Facebook: Friend or foe?

I, like millions of other people, have a Facebook account.

I don’t use it all the time; and when I am on vacation I don’t even bother looking at it.

I am not one of those people who are constantly updating my Facebook status on what I am eating, where I am eating it at, what I am watching, what I am reading and just about anything else one can think of posting. A lot of my posts are about my kids, but in that area too, I don’t go overboard.

On Thursday, I was trying to find story ideas.

Every once in a while, it seems as though I hit what we in the office call “a famine.” It’s when we just have hit a wall and can’t think of any stories. It happens with every journalist at one point or another.

I started looking at various websites and Facebook pages. Then, I realized something. I am friends with the Green River Chamber of Commerce, the Green River Police Department, City of Green River and the Green River Parks and Recreation. I am probably friends with more organizations than just those, but I am not going to spend time looking it all up.

I start to get irritated when I visit those particular Facebook pages and realize I have been missing a bunch of information.

I wonder why.
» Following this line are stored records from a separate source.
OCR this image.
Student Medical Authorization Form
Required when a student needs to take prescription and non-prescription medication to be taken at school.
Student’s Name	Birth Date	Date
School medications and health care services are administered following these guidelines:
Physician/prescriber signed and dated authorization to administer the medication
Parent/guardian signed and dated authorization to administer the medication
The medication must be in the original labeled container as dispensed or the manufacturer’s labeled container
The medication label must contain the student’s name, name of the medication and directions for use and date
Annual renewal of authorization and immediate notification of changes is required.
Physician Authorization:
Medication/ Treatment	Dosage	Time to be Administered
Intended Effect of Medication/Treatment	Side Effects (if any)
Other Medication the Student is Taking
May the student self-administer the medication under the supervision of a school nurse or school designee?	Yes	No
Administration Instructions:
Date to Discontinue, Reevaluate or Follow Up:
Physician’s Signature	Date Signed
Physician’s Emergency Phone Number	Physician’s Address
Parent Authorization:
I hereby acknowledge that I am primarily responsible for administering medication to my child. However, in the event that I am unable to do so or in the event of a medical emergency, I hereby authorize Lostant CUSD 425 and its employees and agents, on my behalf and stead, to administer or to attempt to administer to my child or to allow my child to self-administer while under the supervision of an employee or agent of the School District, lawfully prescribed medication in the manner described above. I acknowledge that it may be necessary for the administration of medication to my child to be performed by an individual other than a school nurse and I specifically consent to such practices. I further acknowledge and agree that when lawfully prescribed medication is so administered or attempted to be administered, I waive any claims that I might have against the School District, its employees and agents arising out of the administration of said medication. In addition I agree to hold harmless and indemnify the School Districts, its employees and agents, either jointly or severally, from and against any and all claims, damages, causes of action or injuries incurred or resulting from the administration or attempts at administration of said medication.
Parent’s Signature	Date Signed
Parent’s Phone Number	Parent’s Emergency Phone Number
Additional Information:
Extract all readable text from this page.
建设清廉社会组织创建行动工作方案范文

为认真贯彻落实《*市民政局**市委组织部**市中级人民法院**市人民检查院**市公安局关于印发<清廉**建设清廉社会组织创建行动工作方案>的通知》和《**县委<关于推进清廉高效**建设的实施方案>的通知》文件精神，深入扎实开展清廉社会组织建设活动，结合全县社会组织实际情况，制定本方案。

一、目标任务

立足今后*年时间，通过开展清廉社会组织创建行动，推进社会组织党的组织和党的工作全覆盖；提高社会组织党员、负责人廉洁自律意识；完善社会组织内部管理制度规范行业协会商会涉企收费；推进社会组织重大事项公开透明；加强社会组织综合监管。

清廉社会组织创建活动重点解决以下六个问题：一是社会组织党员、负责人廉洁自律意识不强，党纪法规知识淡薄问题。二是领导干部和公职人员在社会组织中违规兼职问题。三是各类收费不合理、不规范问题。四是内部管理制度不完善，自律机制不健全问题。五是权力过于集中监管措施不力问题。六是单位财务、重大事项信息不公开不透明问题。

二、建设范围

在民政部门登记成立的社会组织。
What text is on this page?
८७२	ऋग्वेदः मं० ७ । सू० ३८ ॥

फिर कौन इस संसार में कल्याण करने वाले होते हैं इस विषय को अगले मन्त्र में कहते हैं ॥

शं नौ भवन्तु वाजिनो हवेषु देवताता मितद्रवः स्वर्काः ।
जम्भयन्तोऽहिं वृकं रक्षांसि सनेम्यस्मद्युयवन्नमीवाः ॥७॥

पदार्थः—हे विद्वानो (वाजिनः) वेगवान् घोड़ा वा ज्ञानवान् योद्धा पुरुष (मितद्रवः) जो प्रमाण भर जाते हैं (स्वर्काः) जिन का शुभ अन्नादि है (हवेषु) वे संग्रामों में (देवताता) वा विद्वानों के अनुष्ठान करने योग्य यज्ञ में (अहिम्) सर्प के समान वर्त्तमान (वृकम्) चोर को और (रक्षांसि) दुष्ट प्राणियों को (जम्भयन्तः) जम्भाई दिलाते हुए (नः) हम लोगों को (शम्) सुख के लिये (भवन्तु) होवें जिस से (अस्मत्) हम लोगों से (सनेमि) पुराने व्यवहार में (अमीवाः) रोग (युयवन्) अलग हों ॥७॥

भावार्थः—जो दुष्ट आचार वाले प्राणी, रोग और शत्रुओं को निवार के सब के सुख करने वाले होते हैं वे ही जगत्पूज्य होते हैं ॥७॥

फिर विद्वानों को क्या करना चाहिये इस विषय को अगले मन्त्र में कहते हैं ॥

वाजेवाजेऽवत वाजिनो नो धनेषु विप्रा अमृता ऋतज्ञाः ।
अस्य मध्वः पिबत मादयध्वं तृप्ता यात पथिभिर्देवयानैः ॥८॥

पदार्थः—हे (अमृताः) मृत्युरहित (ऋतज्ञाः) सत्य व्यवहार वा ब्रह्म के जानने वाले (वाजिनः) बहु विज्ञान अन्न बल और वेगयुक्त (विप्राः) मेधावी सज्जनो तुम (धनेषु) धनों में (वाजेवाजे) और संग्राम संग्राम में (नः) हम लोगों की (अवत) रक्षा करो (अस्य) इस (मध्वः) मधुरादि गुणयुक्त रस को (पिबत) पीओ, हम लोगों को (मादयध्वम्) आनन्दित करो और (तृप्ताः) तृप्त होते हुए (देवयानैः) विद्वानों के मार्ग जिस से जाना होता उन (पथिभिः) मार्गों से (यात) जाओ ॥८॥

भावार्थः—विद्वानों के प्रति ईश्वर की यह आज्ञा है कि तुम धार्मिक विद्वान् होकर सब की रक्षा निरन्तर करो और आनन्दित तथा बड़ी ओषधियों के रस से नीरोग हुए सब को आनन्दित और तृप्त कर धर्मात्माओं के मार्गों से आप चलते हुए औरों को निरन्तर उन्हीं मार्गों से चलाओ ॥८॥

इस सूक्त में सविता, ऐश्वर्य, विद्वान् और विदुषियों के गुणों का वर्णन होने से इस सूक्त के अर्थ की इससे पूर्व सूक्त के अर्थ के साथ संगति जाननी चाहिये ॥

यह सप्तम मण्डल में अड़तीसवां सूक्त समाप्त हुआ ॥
I liked their pages, shouldn’t I be getting their status updates?

Apparently not.

I ask my coworker David Martin, who is more up-to-date on this Facebook stuff than I am, and he says Facebook has changed its algorithms.

Whatever that means.

He said since Facebook has changed its algorithms to bring more stories from friends into a user’s news feed. As a result, public Facebook pages just aren’t receiving the coverage they used to. In fact, each time they post something maybe 4 percent of their followers actually receive a notification. As a Facebook user who liked all of these public pages and hasn’t received one update from them, I personally can attest that this it in fact the case.

Martin believes Facebook is attempting to force organizations with public pages into buying exposure on the website, essentially paying for their likes. I am not even sure if these groups know they need to do this.

I don’t even know what the fee is; and frankly don’t care since I find the whole thing a bit ridiculous.

Which leads me to the next issue and my subject of irritation. Who has time to go to each different Facebook page to try and find out what each group is doing? I started to and about an hour later, with only visiting four or five Facebook pages, I waived the white flag. I don’t have time for this. Who does?

It’s a shame that in order for these public Facebook pages to have the coverage they need, they would have to pay.

So here’s the question I pose to all of the public entities using this as a main source of getting its information out there -- Is it really working?

I think that answer is clear. It’s not.